1980?90年代、ナッシュビルのブルーグラス最盛期を支えたザ・サイドメンを中心としたステーションイン人脈の集大成ともいうべき彼ら、ビル・モンローやオズボーンブラザーズ、ジム&ジェシーら、第一世代ブルーグラスの重鎮たちを支えた最後の世代でもある。

そんな彼らの魂は、そのモダンで聴きやすいサウンドとともにテリー・エルドリッジ(53)の歌を中心に今なお健在だ。テリーの歌にはますます陰影濃い田舎の心情が込められており、新メンバー、ジョンとの好対照が聴きどころでもある。

 現在の米国ブルーグラスのトップ人気アーティストといえば、大御所となったデル・マッカーリー・バンドやリッキー・スキャッグスとケンタッキーサンダー、ドイル・ローソンのクイックシルバーなどについで、デイリー&ビンセント、ラッセル・ムーアとサードタイムアウト、ギブソン・ブラザーズ、そしてこのグラスカルズなどの名前が上がる。

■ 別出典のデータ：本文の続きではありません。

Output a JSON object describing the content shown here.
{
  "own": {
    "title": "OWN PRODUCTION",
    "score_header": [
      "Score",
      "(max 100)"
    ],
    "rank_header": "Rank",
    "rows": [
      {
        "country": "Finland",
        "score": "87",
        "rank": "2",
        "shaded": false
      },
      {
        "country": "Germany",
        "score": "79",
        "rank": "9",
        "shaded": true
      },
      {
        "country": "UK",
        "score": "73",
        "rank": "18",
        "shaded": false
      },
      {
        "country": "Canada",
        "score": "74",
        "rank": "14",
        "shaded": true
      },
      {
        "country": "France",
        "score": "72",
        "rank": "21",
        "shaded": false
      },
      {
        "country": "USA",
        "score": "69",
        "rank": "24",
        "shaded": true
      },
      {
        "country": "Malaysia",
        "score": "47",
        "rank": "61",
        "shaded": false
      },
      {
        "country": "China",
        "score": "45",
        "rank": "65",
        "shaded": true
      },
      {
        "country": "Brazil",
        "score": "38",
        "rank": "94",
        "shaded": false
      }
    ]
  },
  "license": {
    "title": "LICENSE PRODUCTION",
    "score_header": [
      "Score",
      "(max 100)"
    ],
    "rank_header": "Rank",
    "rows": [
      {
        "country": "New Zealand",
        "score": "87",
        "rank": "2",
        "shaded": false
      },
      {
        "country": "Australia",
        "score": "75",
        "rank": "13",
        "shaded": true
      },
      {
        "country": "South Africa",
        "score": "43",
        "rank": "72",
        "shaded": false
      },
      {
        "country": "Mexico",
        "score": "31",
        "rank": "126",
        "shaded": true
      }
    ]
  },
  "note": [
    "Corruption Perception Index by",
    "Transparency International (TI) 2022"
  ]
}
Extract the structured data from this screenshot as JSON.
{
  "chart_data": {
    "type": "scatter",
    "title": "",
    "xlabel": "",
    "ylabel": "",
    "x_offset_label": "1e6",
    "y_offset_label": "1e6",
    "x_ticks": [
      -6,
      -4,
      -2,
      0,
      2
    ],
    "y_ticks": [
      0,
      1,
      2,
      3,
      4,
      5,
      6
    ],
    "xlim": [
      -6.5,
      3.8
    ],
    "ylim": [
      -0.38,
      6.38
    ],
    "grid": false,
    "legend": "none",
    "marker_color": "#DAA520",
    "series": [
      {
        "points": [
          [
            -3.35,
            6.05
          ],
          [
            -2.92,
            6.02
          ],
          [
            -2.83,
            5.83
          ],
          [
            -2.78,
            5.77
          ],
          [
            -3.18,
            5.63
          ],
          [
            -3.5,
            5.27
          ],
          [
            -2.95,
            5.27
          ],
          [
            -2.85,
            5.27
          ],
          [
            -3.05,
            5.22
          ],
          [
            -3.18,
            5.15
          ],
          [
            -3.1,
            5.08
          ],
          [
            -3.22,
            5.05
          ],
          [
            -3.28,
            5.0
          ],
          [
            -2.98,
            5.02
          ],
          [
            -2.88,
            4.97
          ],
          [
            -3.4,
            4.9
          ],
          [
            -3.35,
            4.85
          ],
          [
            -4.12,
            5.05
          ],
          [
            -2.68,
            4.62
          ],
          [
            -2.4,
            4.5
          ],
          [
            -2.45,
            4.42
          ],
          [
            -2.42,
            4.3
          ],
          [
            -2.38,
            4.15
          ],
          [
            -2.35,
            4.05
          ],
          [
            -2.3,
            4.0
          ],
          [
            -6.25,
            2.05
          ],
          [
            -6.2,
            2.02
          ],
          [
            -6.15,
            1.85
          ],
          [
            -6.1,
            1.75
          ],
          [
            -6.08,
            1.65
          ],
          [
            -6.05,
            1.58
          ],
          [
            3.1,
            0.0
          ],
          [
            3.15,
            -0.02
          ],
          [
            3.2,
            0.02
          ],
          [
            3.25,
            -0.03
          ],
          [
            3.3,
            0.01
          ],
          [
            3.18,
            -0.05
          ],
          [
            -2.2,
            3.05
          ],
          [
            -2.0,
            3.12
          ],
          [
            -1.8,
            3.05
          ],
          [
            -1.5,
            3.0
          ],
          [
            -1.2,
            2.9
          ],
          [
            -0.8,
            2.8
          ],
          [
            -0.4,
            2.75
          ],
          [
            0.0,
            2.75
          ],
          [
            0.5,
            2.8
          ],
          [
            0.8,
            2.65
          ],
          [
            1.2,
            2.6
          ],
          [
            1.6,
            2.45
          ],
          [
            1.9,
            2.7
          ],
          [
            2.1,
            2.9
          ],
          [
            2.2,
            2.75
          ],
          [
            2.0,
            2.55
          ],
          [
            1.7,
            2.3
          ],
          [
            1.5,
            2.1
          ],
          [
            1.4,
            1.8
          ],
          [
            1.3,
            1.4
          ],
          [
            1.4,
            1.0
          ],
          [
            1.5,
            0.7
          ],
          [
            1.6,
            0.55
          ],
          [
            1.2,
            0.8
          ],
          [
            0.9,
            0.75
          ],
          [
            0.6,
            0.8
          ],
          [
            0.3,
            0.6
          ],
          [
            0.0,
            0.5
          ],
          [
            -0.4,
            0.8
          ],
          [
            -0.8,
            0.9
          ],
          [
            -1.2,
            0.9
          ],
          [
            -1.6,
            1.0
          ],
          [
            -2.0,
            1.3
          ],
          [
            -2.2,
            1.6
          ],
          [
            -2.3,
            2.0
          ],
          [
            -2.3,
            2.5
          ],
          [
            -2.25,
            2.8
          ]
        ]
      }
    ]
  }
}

そんな中、個人名を冠していないのは……グラスカルズだけだ。

もちろん、ほかに新進気鋭のスティープ・キャニオン・ランブラーズやバルサム・レンジ、ベテランのロンサムリバーバンドらもいるのだが、その名が語る通り、シンガーへの偏りを排するようにバンドサウンドを大切にしてきた彼ら、それでもリードボーカルのひとりジェイミー・ジョンソンが抜けたあとを埋めるジョン・ブライアン、最後12曲目のモンロークラシック“Highway of Sorrow”で見事な存在感を聴かせる。……すばらしい!